United States Army soldier

David Emanuel Hickman (January 16, 1988 – November 14, 2011) was the last U.S. soldier killed in the Iraq War.
==Early life and education==
David Hickman was born on January 16, 1988, and was a lifelong resident of Greensboro, North Carolina. He graduated from Northeast High School in 2006. He was an all conference outside linebacker for the Rams football team and served as team captain. Hickman was also an accomplished black belt in the art of Taekwondo. He joined the military in 2009 after a short college stint at Ferrum College in Virginia.
==Career==
His military awards and decorations prior to included the National Defense Service Medal, Iraq Campaign Medal, the Global War on Terrorism Service Medal, Army Service Ribbon, Expert Infantry Badge, and the Parachutist Badge.

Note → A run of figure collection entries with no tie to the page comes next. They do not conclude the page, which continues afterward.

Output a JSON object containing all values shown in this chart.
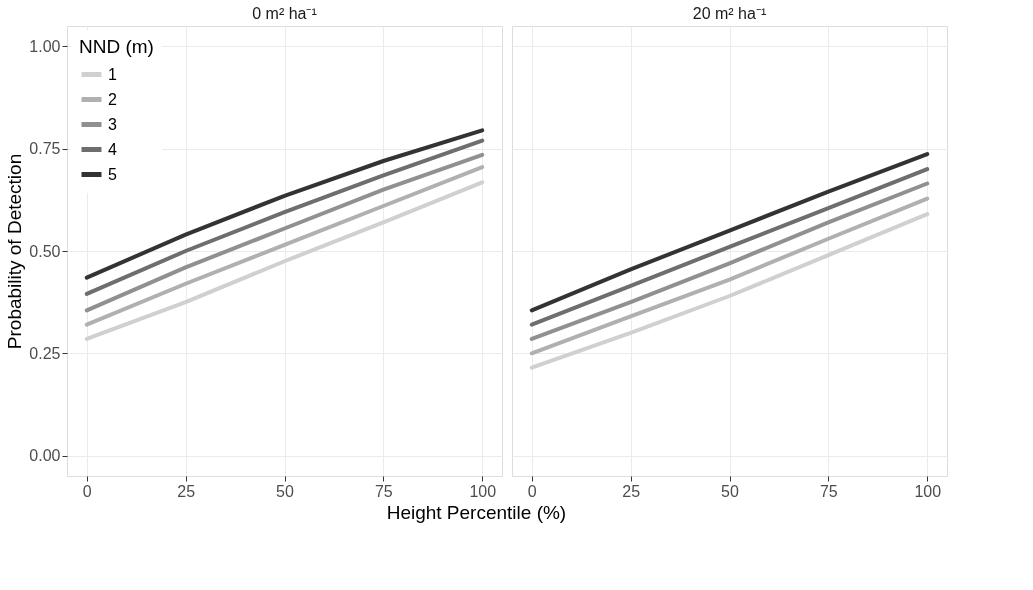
{
  "chart_data": [
    {
      "type": "line",
      "title": "0 m² ha⁻¹",
      "xlabel": "Height Percentile (%)",
      "ylabel": "Probability of Detection",
      "legend_title": "NND (m)",
      "legend": "top left",
      "grid": true,
      "x": [
        0,
        25,
        50,
        75,
        100
      ],
      "xlim": [
        -5,
        105
      ],
      "xticks": [
        0,
        25,
        50,
        75,
        100
      ],
      "ylim": [
        -0.05,
        1.05
      ],
      "yticks": [
        {
          "value": 0,
          "label": "0.00"
        },
        {
          "value": 0.25,
          "label": "0.25"
        },
        {
          "value": 0.5,
          "label": "0.50"
        },
        {
          "value": 0.75,
          "label": "0.75"
        },
        {
          "value": 1,
          "label": "1.00"
        }
      ],
      "series": [
        {
          "name": "1",
          "color": "#d0d0d0",
          "values": [
            0.285,
            0.375,
            0.475,
            0.57,
            0.668
          ]
        },
        {
          "name": "2",
          "color": "#b0b0b0",
          "values": [
            0.32,
            0.42,
            0.515,
            0.61,
            0.705
          ]
        },
        {
          "name": "3",
          "color": "#909090",
          "values": [
            0.355,
            0.46,
            0.555,
            0.65,
            0.735
          ]
        },
        {
          "name": "4",
          "color": "#6e6e6e",
          "values": [
            0.395,
            0.5,
            0.595,
            0.685,
            0.77
          ]
        },
        {
          "name": "5",
          "color": "#333333",
          "values": [
            0.435,
            0.54,
            0.635,
            0.72,
            0.795
          ]
        }
      ]
    },
    {
      "type": "line",
      "title": "20 m² ha⁻¹",
      "grid": true,
      "tick_labels": "x",
      "x": [
        0,
        25,
        50,
        75,
        100
      ],
      "xlim": [
        -5,
        105
      ],
      "xticks": [
        0,
        25,
        50,
        75,
        100
      ],
      "ylim": [
        -0.05,
        1.05
      ],
      "yticks": [
        0,
        0.25,
        0.5,
        0.75,
        1
      ],
      "series": [
        {
          "color": "#d0d0d0",
          "values": [
            0.215,
            0.3,
            0.39,
            0.49,
            0.59
          ]
        },
        {
          "color": "#b0b0b0",
          "values": [
            0.25,
            0.34,
            0.43,
            0.53,
            0.628
          ]
        },
        {
          "color": "#909090",
          "values": [
            0.285,
            0.375,
            0.47,
            0.57,
            0.665
          ]
        },
        {
          "color": "#6e6e6e",
          "values": [
            0.32,
            0.415,
            0.51,
            0.605,
            0.7
          ]
        },
        {
          "color": "#333333",
          "values": [
            0.355,
            0.455,
            0.55,
            0.645,
            0.737
          ]
        }
      ]
    }
  ]
}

His awards to come are the Combat Infantry Badge, The Good Conduct Medal, the Bronze Star, and the Purple Heart. Hickman held the rank of specialist, and was a member of Bravo Company, 2nd Battalion, 325th AIR of the 82nd Airborne Division.

While on a police-type patrol in Baghdad, Hickman was killed by a roadside bomb that tore through his armored truck on November 14, 2011.